Reputation: 460
I'm stuck with a problem concerning RegEx patterns and I hope somebody would explain it to me:
The task is to match object names and remove them from a description that's stored in one of the object's field. I tried the following expression:
final String description= object.getDescrition();
final Matcher descriptionMatcher=
Pattern.compile("\\b" + object.getName() + "\\b", Pattern.UNICODE_CASE | Pattern.CASE_INSENSITIVE)
.matcher(description);
All works fine until the code encounters a "registered trademark" symbol added to the name: String name = ObjectName®
If I remove the last word boundary, it is matched again.

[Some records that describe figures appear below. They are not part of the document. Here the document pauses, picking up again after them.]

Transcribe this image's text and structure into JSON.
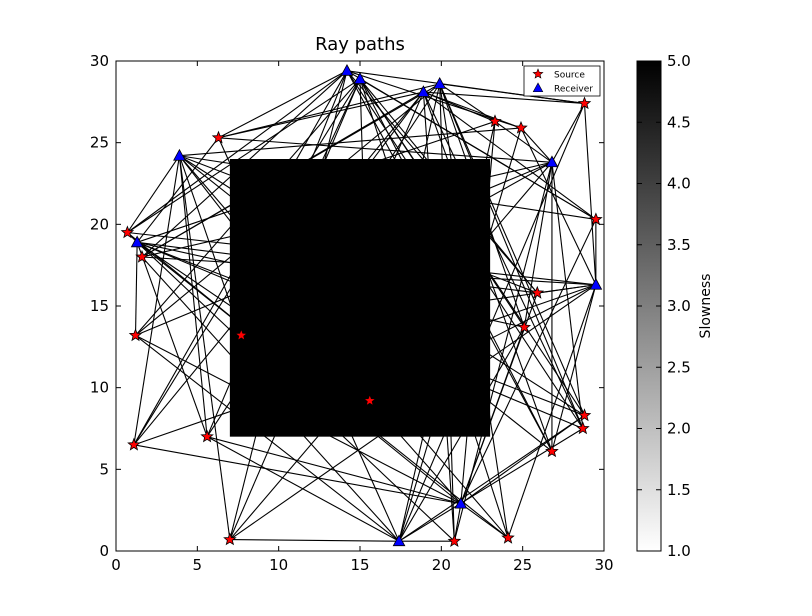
{
  "chart_data": {
    "type": "scatter",
    "title": "Ray paths",
    "xlabel": "",
    "ylabel": "",
    "xlim": [
      0,
      30
    ],
    "ylim": [
      0,
      30
    ],
    "x_ticks": [
      0,
      5,
      10,
      15,
      20,
      25,
      30
    ],
    "y_ticks": [
      0,
      5,
      10,
      15,
      20,
      25,
      30
    ],
    "grid": false,
    "legend_position": "top-right",
    "slowness_block": {
      "x": [
        7,
        23
      ],
      "y": [
        7,
        24
      ],
      "value": 5.0,
      "color": "#000000"
    },
    "colorbar": {
      "label": "Slowness",
      "range": [
        1.0,
        5.0
      ],
      "ticks": [
        "1.0",
        "1.5",
        "2.0",
        "2.5",
        "3.0",
        "3.5",
        "4.0",
        "4.5",
        "5.0"
      ],
      "color_low": "#ffffff",
      "color_high": "#000000"
    },
    "series": [
      {
        "name": "Source",
        "marker": "star",
        "color": "#ff0000",
        "points": [
          [
            0.7,
            19.5
          ],
          [
            1.2,
            13.2
          ],
          [
            1.6,
            18.0
          ],
          [
            1.1,
            6.5
          ],
          [
            5.6,
            7.0
          ],
          [
            6.3,
            25.3
          ],
          [
            7.7,
            13.2
          ],
          [
            15.6,
            9.2
          ],
          [
            23.3,
            26.3
          ],
          [
            24.9,
            25.9
          ],
          [
            25.9,
            15.8
          ],
          [
            25.1,
            13.7
          ],
          [
            28.8,
            27.4
          ],
          [
            29.5,
            20.3
          ],
          [
            28.8,
            8.3
          ],
          [
            28.7,
            7.5
          ],
          [
            26.8,
            6.1
          ],
          [
            24.1,
            0.8
          ],
          [
            20.8,
            0.6
          ],
          [
            7.0,
            0.7
          ]
        ]
      },
      {
        "name": "Receiver",
        "marker": "triangle",
        "color": "#0000ff",
        "points": [
          [
            14.2,
            29.4
          ],
          [
            15.0,
            28.9
          ],
          [
            19.9,
            28.6
          ],
          [
            18.9,
            28.1
          ],
          [
            3.9,
            24.2
          ],
          [
            1.3,
            18.9
          ],
          [
            26.8,
            23.8
          ],
          [
            29.5,
            16.3
          ],
          [
            21.2,
            2.9
          ],
          [
            17.4,
            0.6
          ]
        ]
      }
    ],
    "rays_color": "#000000"
  }
}
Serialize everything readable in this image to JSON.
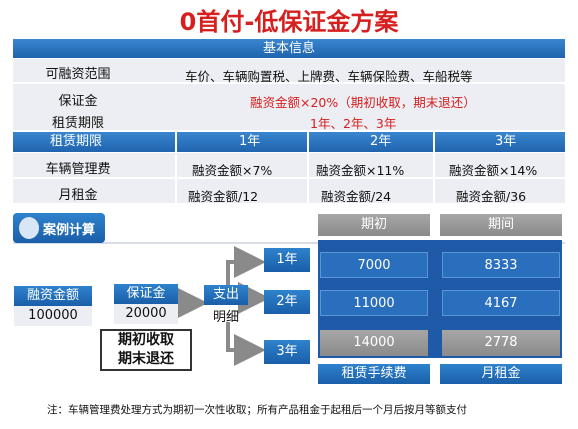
{
  "title": "0首付-低保证金方案",
  "basic": {
    "header": "基本信息",
    "financing_scope_label": "可融资范围",
    "financing_scope_value": "车价、车辆购置税、上牌费、车辆保险费、车船税等",
    "deposit_label": "保证金",
    "deposit_value": "融资金额×20%（期初收取，期末退还）",
    "lease_term_label": "租赁期限",
    "lease_term_value": "1年、2年、3年",
    "term_header_label": "租赁期限",
    "terms": [
      "1年",
      "2年",
      "3年"
    ],
    "mgmt_fee_label": "车辆管理费",
    "mgmt_fees": [
      "融资金额×7%",
      "融资金额×11%",
      "融资金额×14%"
    ],
    "monthly_label": "月租金",
    "monthly_rents": [
      "融资金额/12",
      "融资金额/24",
      "融资金额/36"
    ]
  },
  "case": {
    "badge": "案例计算",
    "financing_label": "融资金额",
    "financing_value": "100000",
    "deposit_label": "保证金",
    "deposit_value": "20000",
    "deposit_note_line1": "期初收取",
    "deposit_note_line2": "期末退还",
    "expense_label": "支出",
    "expense_sub": "明细",
    "col_initial": "期初",
    "col_period": "期间",
    "rows": [
      {
        "term": "1年",
        "initial": "7000",
        "period": "8333"
      },
      {
        "term": "2年",
        "initial": "11000",
        "period": "4167"
      },
      {
        "term": "3年",
        "initial": "14000",
        "period": "2778"
      }
    ],
    "footer_fee": "租赁手续费",
    "footer_rent": "月租金"
  },
  "note": "注：车辆管理费处理方式为期初一次性收取；所有产品租金于起租后一个月后按月等额支付",
  "colors": {
    "title_red": "#d61f1f",
    "blue": "#1f63ad",
    "gray": "#8a8a8a"
  }
}
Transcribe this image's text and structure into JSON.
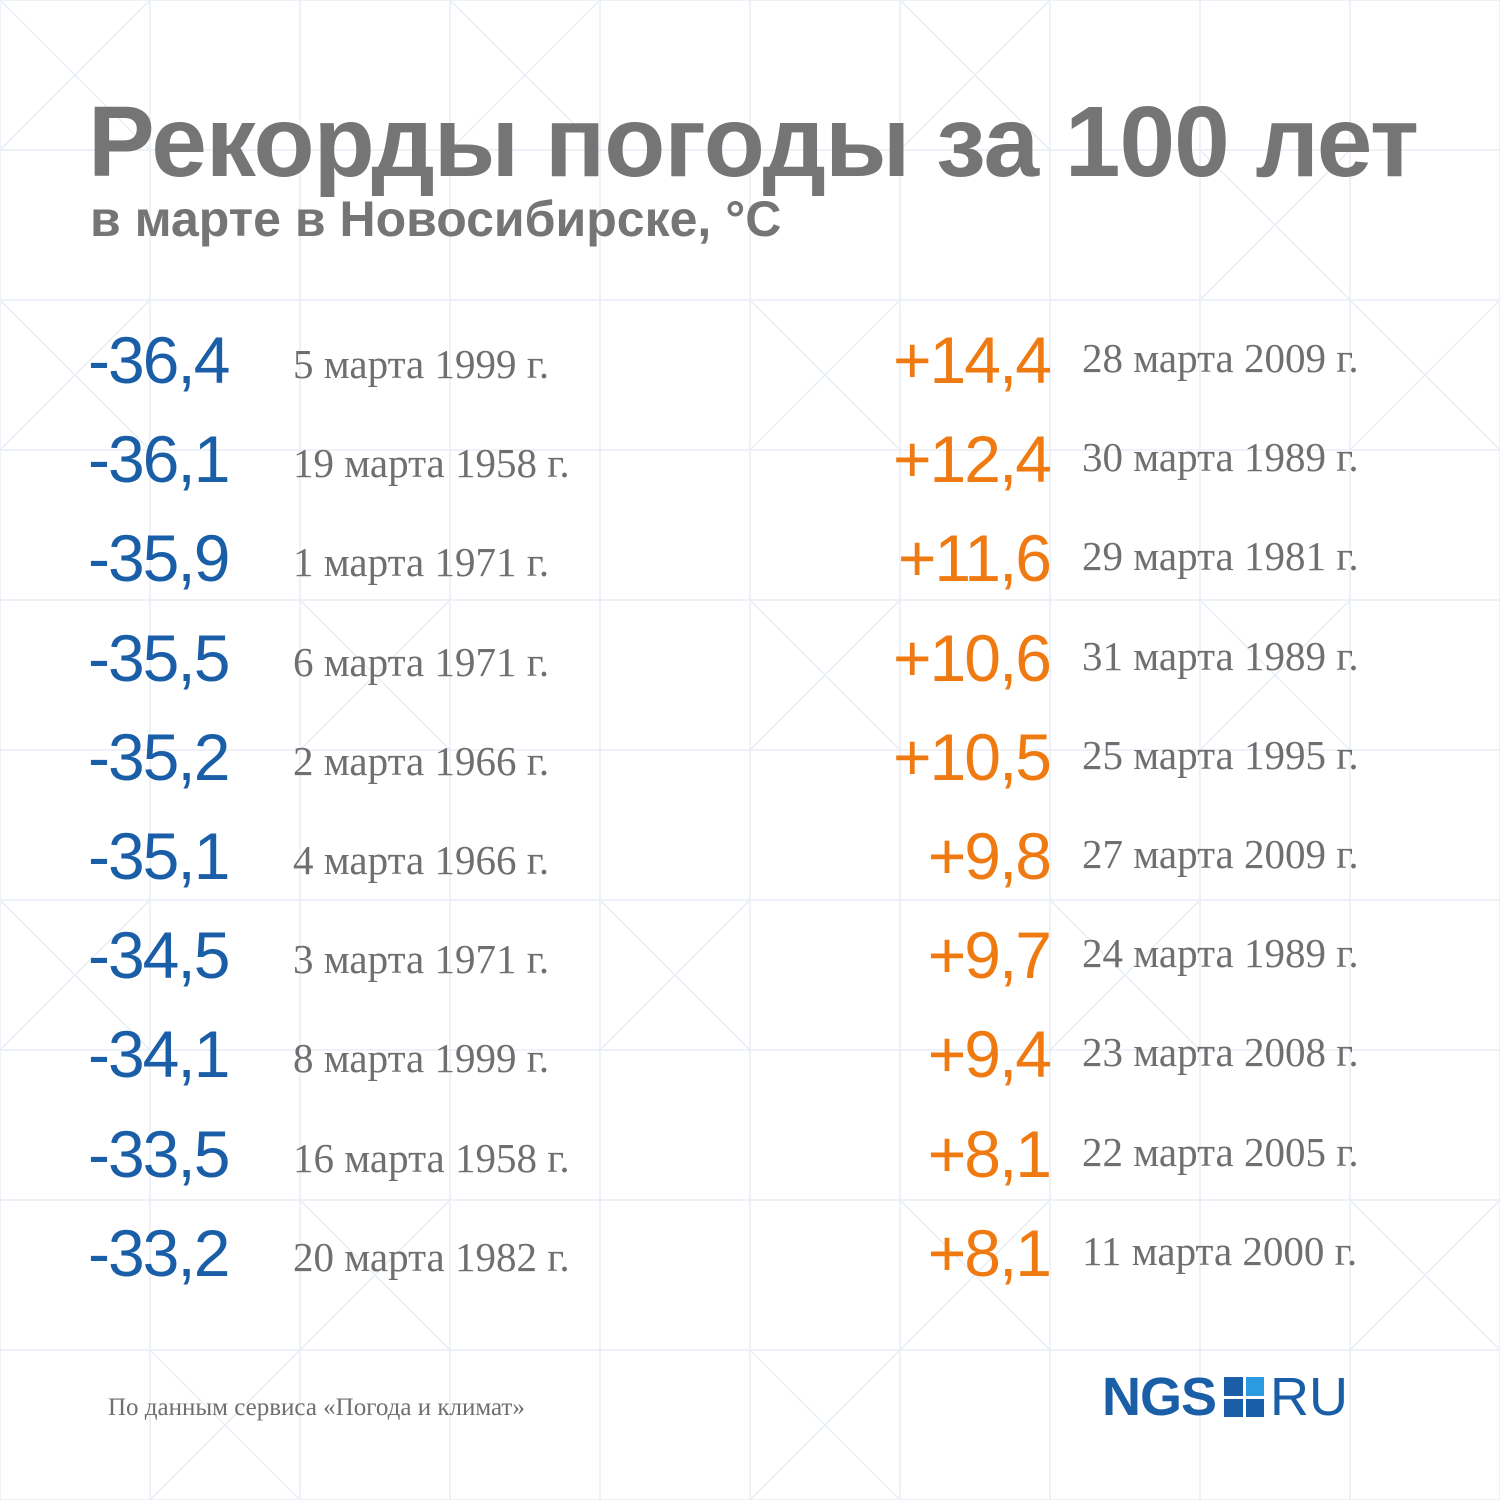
{
  "title": "Рекорды погоды за 100 лет",
  "subtitle": "в марте в Новосибирске, °С",
  "cold_records": [
    {
      "value": "-36,4",
      "date": "5 марта 1999 г."
    },
    {
      "value": "-36,1",
      "date": "19 марта 1958 г."
    },
    {
      "value": "-35,9",
      "date": "1 марта 1971 г."
    },
    {
      "value": "-35,5",
      "date": "6 марта 1971 г."
    },
    {
      "value": "-35,2",
      "date": "2 марта 1966 г."
    },
    {
      "value": "-35,1",
      "date": "4 марта 1966 г."
    },
    {
      "value": "-34,5",
      "date": "3 марта 1971 г."
    },
    {
      "value": "-34,1",
      "date": "8 марта 1999 г."
    },
    {
      "value": "-33,5",
      "date": "16 марта 1958 г."
    },
    {
      "value": "-33,2",
      "date": "20 марта 1982 г."
    }
  ],
  "warm_records": [
    {
      "value": "+14,4",
      "date": "28 марта 2009 г."
    },
    {
      "value": "+12,4",
      "date": "30 марта 1989 г."
    },
    {
      "value": "+11,6",
      "date": "29 марта 1981 г."
    },
    {
      "value": "+10,6",
      "date": "31 марта 1989 г."
    },
    {
      "value": "+10,5",
      "date": "25 марта 1995 г."
    },
    {
      "value": "+9,8",
      "date": "27 марта 2009 г."
    },
    {
      "value": "+9,7",
      "date": "24 марта 1989 г."
    },
    {
      "value": "+9,4",
      "date": "23 марта 2008 г."
    },
    {
      "value": "+8,1",
      "date": "22 марта 2005 г."
    },
    {
      "value": "+8,1",
      "date": "11 марта 2000 г."
    }
  ],
  "source": "По данным сервиса «Погода и климат»",
  "logo": {
    "left": "NGS",
    "right": "RU"
  },
  "colors": {
    "cold": "#1a5ea8",
    "warm": "#f07a12",
    "text": "#757575",
    "pattern": "#e8eef5"
  }
}
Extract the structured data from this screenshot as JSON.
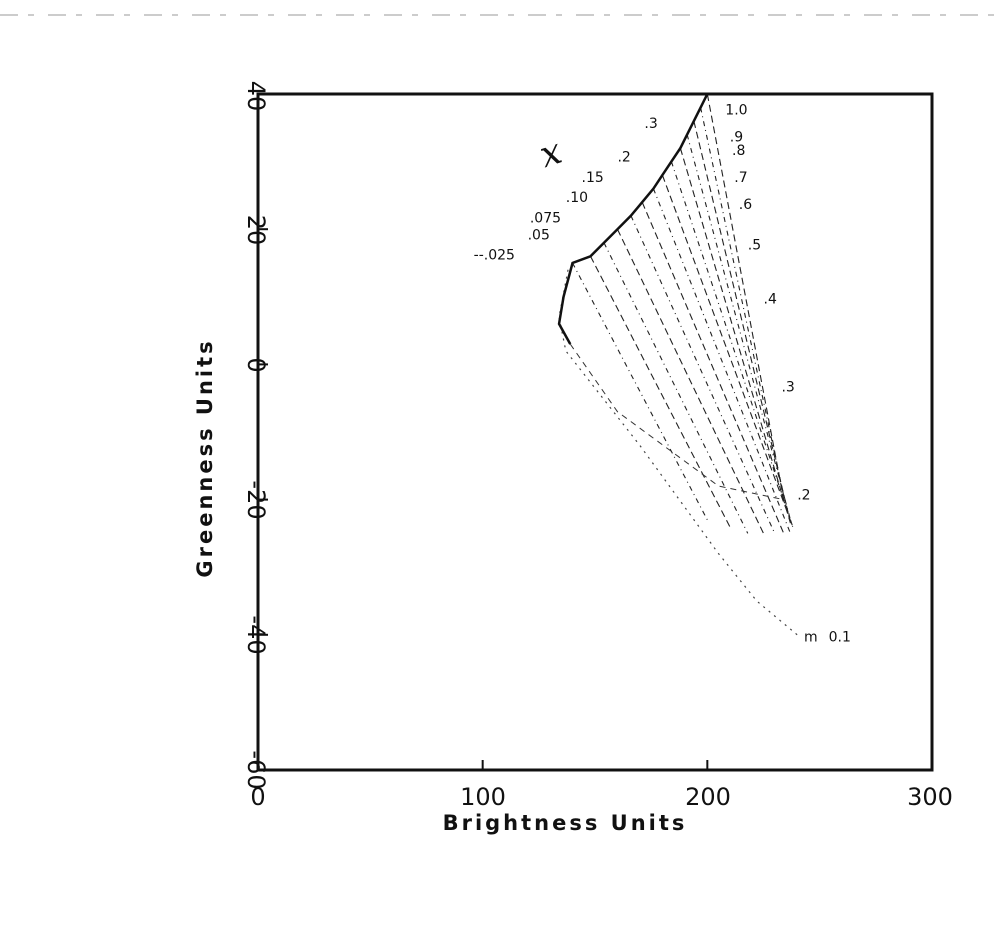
{
  "chart_data": {
    "type": "line",
    "title": "",
    "xlabel": "Brightness  Units",
    "ylabel": "Greenness  Units",
    "xlim": [
      0,
      300
    ],
    "ylim": [
      -60,
      40
    ],
    "x_ticks": [
      "0",
      "100",
      "200",
      "300"
    ],
    "y_ticks": [
      "-60",
      "-40",
      "-20",
      "0",
      "20",
      "40"
    ],
    "grid": false,
    "legend": "none",
    "annotation_symbol": "x",
    "annotation_prefix": "m",
    "series": [
      {
        "label": "1.0",
        "x": [
          200,
          234
        ],
        "y": [
          40,
          -20
        ]
      },
      {
        "label": ".9",
        "x": [
          197,
          235
        ],
        "y": [
          38,
          -21
        ]
      },
      {
        "label": ".8",
        "x": [
          194,
          236
        ],
        "y": [
          36,
          -22
        ]
      },
      {
        "label": ".7",
        "x": [
          191,
          237
        ],
        "y": [
          34,
          -23
        ]
      },
      {
        "label": ".6",
        "x": [
          188,
          237
        ],
        "y": [
          32,
          -23.5
        ]
      },
      {
        "label": ".5",
        "x": [
          184,
          238
        ],
        "y": [
          30,
          -24
        ]
      },
      {
        "label": ".4",
        "x": [
          180,
          238
        ],
        "y": [
          28,
          -24
        ]
      },
      {
        "label": ".3",
        "x": [
          176,
          237
        ],
        "y": [
          26,
          -25
        ]
      },
      {
        "label": ".2",
        "x": [
          171,
          234
        ],
        "y": [
          24,
          -25
        ]
      },
      {
        "label": ".15",
        "x": [
          166,
          230
        ],
        "y": [
          22,
          -25
        ]
      },
      {
        "label": ".10",
        "x": [
          160,
          225
        ],
        "y": [
          20,
          -25
        ]
      },
      {
        "label": ".075",
        "x": [
          154,
          218
        ],
        "y": [
          18,
          -25
        ]
      },
      {
        "label": ".05",
        "x": [
          148,
          210
        ],
        "y": [
          16,
          -24
        ]
      },
      {
        "label": ".025",
        "x": [
          140,
          200
        ],
        "y": [
          15,
          -23
        ]
      }
    ],
    "envelopes": [
      {
        "label": "0.1",
        "x": [
          138,
          134,
          137,
          170,
          205,
          222,
          240
        ],
        "y": [
          14,
          7,
          2,
          -12,
          -28,
          -35,
          -40
        ]
      }
    ],
    "label_positions": [
      {
        "text": "1.0",
        "x": 208,
        "y": 37
      },
      {
        "text": ".9",
        "x": 210,
        "y": 33
      },
      {
        "text": ".8",
        "x": 211,
        "y": 31
      },
      {
        "text": ".7",
        "x": 212,
        "y": 27
      },
      {
        "text": ".6",
        "x": 214,
        "y": 23
      },
      {
        "text": ".5",
        "x": 218,
        "y": 17
      },
      {
        "text": ".4",
        "x": 225,
        "y": 9
      },
      {
        "text": ".3",
        "x": 233,
        "y": -4
      },
      {
        "text": ".2",
        "x": 240,
        "y": -20
      },
      {
        "text": ".3",
        "x": 172,
        "y": 35
      },
      {
        "text": ".2",
        "x": 160,
        "y": 30
      },
      {
        "text": ".15",
        "x": 144,
        "y": 27
      },
      {
        "text": ".10",
        "x": 137,
        "y": 24
      },
      {
        "text": ".075",
        "x": 121,
        "y": 21
      },
      {
        "text": ".05",
        "x": 120,
        "y": 18.5
      },
      {
        "text": "--.025",
        "x": 96,
        "y": 15.5
      },
      {
        "text": "0.1",
        "x": 254,
        "y": -41
      },
      {
        "text": "m",
        "x": 243,
        "y": -41
      }
    ]
  }
}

What is the reason for this behaviour and how can I improve this code to possibly find every such special case?
Note: the trademark sign is not separated from the object name via space.
Upvotes: 0
Views: 280
Reputation: 89565
In this case, change your pattern to:
"\\b\\Q" + object.getName() + "\\E(?<=\\b|®)"
if you need to deal with more complex cases, use alternations in lookarounds instead of word boundaries. Example:
"(?<=\\s|^)\\Q" + object.getName() + "\\E(?=\\s|$)"
or
"(?<=\\s|^)" + Pattern.quote(object.getName()) + "(?=\\s|$)"
Upvotes: 0
Reputation: 48404
The ®
character is not considered a word character, therefore your Pattern
will not match.
A quick and dirty solution would be to alternate it with the word boundary, if you only have this case:
Pattern.compile("\\b" + object.getName() + "\\b|®"
Upvotes: 0